O argumento? “A democracia custa caro”. De fato, custa. Como quase tudo o que é bom. A questão relevante, no entanto, é estabelecer quem paga a conta. No entender dos partidos, a dolorosa cabe à sociedade. Logo ela, que nos impostos já paga pelo que não recebe. A qualidade da mercadoria é outro item indispensável a ser incluído em qualquer contrato. E aqui é que a negociação empaca, porque, no caso do nosso plantel partidário, o serviço oferecido é de quinta categoria.

A respeito disso fala a lista de investigados apresentada pelo ministro Edson Fachin ao Supremo Tribunal Federal, ao Superior Tribunal de Justiça e à Justiça de primeira instância: são dezesseis os partidos envolvidos, quase metade das 35 legendas existentes no país. Isso sem falar nos 56 pedidos de registro à espera da decisão do Tribunal Superior Eleitoral, numa demonstração de que criar um partido é excelente negócio. Não é necessário investimento e, de inicio, há retorno garantido na forma de uma parcela do fundo partidário, que hoje anda na casa dos 860 milhões de reais. Dinheiro do público.

Em ano de eleição há sempre a oportunidade de lucro para quem oferece a legenda a agremiações maiores interessadas em firmar coligações para aumentar o tempo no horário gratuito de rádio e televisão. Sai de graça para as emissoras, que, em troca, recebem do governo o benéfico da renuncia fiscal. Dinheiro do público. A produção de tais programas ficava ao encargo das doações empresariais pluripartidárias, multimilionárias e em boa parte feitas por meios e modos ilegais, envolvendo do uso de caixa dois à corrupção deslavada.

Em 2015, o STF proibiu esse tipo de financiamento com o intuito de reduzir a influência de grandes grupos econômicos sobre as eleições e a atuação dos eleitos em seus respectivos cargos. (…)

Os partidos não se mexeram para procurar novas formas de financiamento.

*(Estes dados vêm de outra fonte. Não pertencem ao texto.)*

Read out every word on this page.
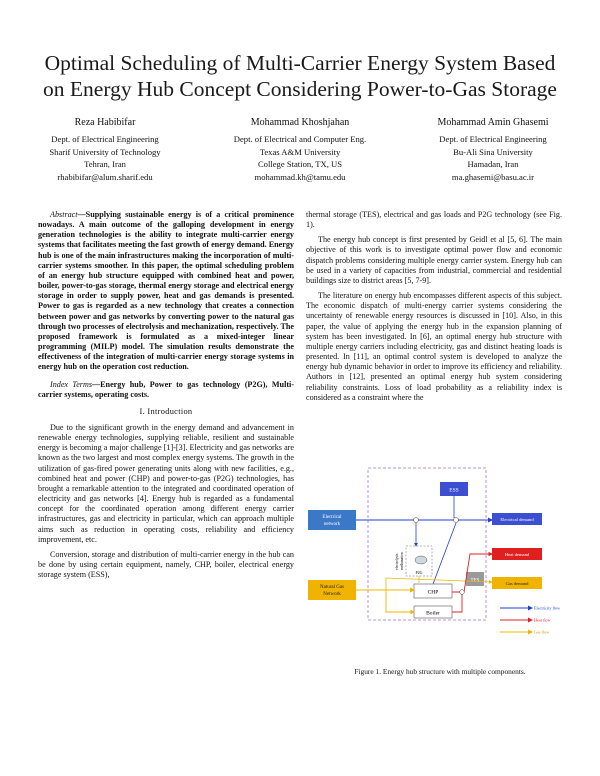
Optimal Scheduling of Multi-Carrier Energy System Based
on Energy Hub Concept Considering Power-to-Gas Storage
Reza Habibifar
Dept. of Electrical Engineering
Sharif University of Technology
Tehran, Iran
rhabibifar@alum.sharif.edu
Mohammad Khoshjahan
Dept. of Electrical and Computer Eng.
Texas A&M University
College Station, TX, US
mohammad.kh@tamu.edu
Mohammad Amin Ghasemi
Dept. of Electrical Engineering
Bu-Ali Sina University
Hamadan, Iran
ma.ghasemi@basu.ac.ir

Abstract—Supplying sustainable energy is of a critical prominence nowadays. A main outcome of the galloping development in energy generation technologies is the ability to integrate multi-carrier energy systems that facilitates meeting the fast growth of energy demand. Energy hub is one of the main infrastructures making the incorporation of multi-carrier systems smoother. In this paper, the optimal scheduling problem of an energy hub structure equipped with combined heat and power, boiler, power-to-gas storage, thermal energy storage and electrical energy storage in order to supply power, heat and gas demands is presented. Power to gas is regarded as a new technology that creates a connection between power and gas networks by converting power to the natural gas through two processes of electrolysis and mechanization, respectively. The proposed framework is formulated as a mixed-integer linear programming (MILP) model. The simulation results demonstrate the effectiveness of the integration of multi-carrier energy storage systems in energy hub on the operation cost reduction.

Index Terms—Energy hub, Power to gas technology (P2G), Multi-carrier systems, operating costs.

I. Introduction

Due to the significant growth in the energy demand and advancement in renewable energy technologies, supplying reliable, resilient and sustainable energy is becoming a major challenge [1]-[3]. Electricity and gas networks are known as the two largest and most complex energy systems. The growth in the utilization of gas-fired power generating units along with new facilities, e.g., combined heat and power (CHP) and power-to-gas (P2G) technologies, has brought a remarkable attention to the integrated and coordinated operation of electricity and gas networks [4]. Energy hub is regarded as a fundamental concept for the coordinated operation among different energy carrier infrastructures, gas and electricity in particular, which can approach multiple aims such as reduction in operating costs, reliability and efficiency improvement, etc.

Conversion, storage and distribution of multi-carrier energy in the hub can be done by using certain equipment, namely, CHP, boiler, electrical energy storage system (ESS),

thermal storage (TES), electrical and gas loads and P2G technology (see Fig. 1).

The energy hub concept is first presented by Geidl et al [5, 6]. The main objective of this work is to investigate optimal power flow and economic dispatch problems considering multiple energy carrier system. Energy hub can be used in a variety of capacities from industrial, commercial and residential buildings size to district areas [5, 7-9].

The literature on energy hub encompasses different aspects of this subject. The economic dispatch of multi-energy carrier systems considering the uncertainty of renewable energy resources is discussed in [10]. Also, in this paper, the value of applying the energy hub in the expansion planning of system has been investigated. In [6], an optimal energy hub structure with multiple energy carriers including electricity, gas and distinct heating loads is presented. In [11], an optimal control system is developed to analyze the energy hub dynamic behavior in order to improve its efficiency and reliability. Authors in [12], presented an optimal energy hub system considering reliability constraints. Loss of load probability as a reliability index is considered as a constraint where the

Electrical
network
Natural Gas
Network
ESS
Electrical demand
Heat demand
Gas demand
CHP
Boiler
TES
P2G
electrolysis methanation
Electricity flow
Heat flow
Gas flow
Figure 1. Energy hub structure with multiple components.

A única fonte que ocorre a eles é o Tesouro. No Congresso, urdem a criação de mais um fundo para financiar as campanhas, coisa da ordem de bilhões de reais. E eles não param por aí: agora reivindicam ao TSE autorização para utilizar dinheiro (público) do fundo partidário no pagamento de multas devidas pelo uso indevido dos recursos do fundo partidário. Parece piada, mas não tem a menor graça.

Voltamos

A classe política ainda acredita que vive em uma bolha protetora. Tudo podem fazer e nada lhes acontece e acreditando nessa valida noção, propõem aberrações como as lembradas por Dora Kramer. É surreal! É fazer do Brasil um grande circo.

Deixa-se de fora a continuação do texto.